George argues that the appropriation of land rent for private use contributes to persistent poverty in spite of technological progress
Easy to see why someone could come to that conclusion. Renting is what poor people do to make sure they stay poor, and in the case of pure ground rent it's especially easy case to argue. That's a thing in the USA for those who aren't aware. You can rent land and then plop a trailer home on it. You own the home, but not the land; and it's really the worst of everything since you still can't easily move the "house".
However, if it's the concept of rent in general simply saying you don't own the land doesn't remove it. You can rent a car, and if you rent an apartment that's not much different. If a government made it illegal to rent an apartment (besides being immoral) people would stop building apartment buildings. Then they could build condos I suppose but still since a building is something that a person (or many persons) produce it can be owned according to me and presumably according to the georgians.
George believed there was an important distinction between common and collective property.
I agree, but I wouldn't even call "collective property" property. It's just a natural resource. When you call it "property" you invoke a bunch of concepts like who owns it and how that collective entity decides things yada yada.
I would favor an entirely different conception. The only real question that needs to be answered is: How are disputed claims resolved. I wrote a draft of an example system that would work more or less by bidding with a loanable but non-alienable "claim credit", 1 per person.
I think this especially should be "written in stone" because you really do not want a government having arbitrary authority to decide what is important for what reasons just because a slight majority has an opinion. You absolutely need the wonderfully stabilizing/rationalizing effect of "put your money (or claim credit) where your mouth is".
the privilege to exclude others from locations
Yes, that is precisely the correct words to use. It's a privilege, to gain a privilege you need consent from others. Most of us want exclusive use of some land, and we certainly all trade with people who want or need this. We basically just need a system to auto-negotiate that and the only reason the normal market doesn't work is because it is premised on the concept of ownership. The free market can be rehabilitated simply by assigning every human equal stake in the natural resources of the planet.

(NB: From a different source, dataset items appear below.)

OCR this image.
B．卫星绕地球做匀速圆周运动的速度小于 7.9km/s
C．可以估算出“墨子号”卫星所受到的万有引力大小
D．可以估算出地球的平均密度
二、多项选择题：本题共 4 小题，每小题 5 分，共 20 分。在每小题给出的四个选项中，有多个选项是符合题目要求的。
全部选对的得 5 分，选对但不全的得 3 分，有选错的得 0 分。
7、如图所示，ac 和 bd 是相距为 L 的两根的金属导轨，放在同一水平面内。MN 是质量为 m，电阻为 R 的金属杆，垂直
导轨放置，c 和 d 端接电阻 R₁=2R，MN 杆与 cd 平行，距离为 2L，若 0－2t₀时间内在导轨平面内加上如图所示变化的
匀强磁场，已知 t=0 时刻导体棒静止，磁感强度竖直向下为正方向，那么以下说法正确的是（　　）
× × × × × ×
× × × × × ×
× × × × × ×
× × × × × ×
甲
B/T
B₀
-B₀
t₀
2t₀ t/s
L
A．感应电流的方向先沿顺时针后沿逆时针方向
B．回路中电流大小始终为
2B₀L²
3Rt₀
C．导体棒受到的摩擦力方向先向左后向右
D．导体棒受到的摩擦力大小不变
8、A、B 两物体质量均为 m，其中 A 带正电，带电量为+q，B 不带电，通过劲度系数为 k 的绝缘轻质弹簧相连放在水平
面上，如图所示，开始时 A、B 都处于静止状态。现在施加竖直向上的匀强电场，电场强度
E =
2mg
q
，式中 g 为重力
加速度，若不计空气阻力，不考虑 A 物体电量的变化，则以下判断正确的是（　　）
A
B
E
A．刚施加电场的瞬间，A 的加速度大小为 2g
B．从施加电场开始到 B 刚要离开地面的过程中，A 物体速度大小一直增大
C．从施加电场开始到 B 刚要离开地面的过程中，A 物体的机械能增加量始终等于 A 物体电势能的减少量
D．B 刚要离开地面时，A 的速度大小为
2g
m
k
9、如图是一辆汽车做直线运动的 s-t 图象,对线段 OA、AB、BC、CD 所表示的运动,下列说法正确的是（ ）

Of course in the real world context there are national borders to be aware of, and the system would need to be considerably more complicated without the premise of a global legal framework. So you can have each county run their own version so as not to encourage any country to spam their population to take over the world.
Benjamin Franklin and
Winston Churchill made similar distributional and efficiency arguments for taxing land rents. They noted that the costs of taxes and the benefits of public spending always eventually apply to and enrich the owners of land.
I don't think Franklin could have been so stupid as to say "always", and if he was boy did he not see what was coming.
Ecological economists might price pollution fines more
conservatively to prevent inherently unquantifiable damage to the environment
"unquantifiable damage" is never going to be a legitimate factor.
An early criticism of Georgism was that it would generate too much public revenue and result in unwanted growth of government, but later critics argued that it would not generate enough income to cover government spending.
It's almost like somehow governments operated at 3-8% GDP and now they are like 40-60% GDP
Almost like there is something wrong with the theories that are causing people to think government expansion is a solution.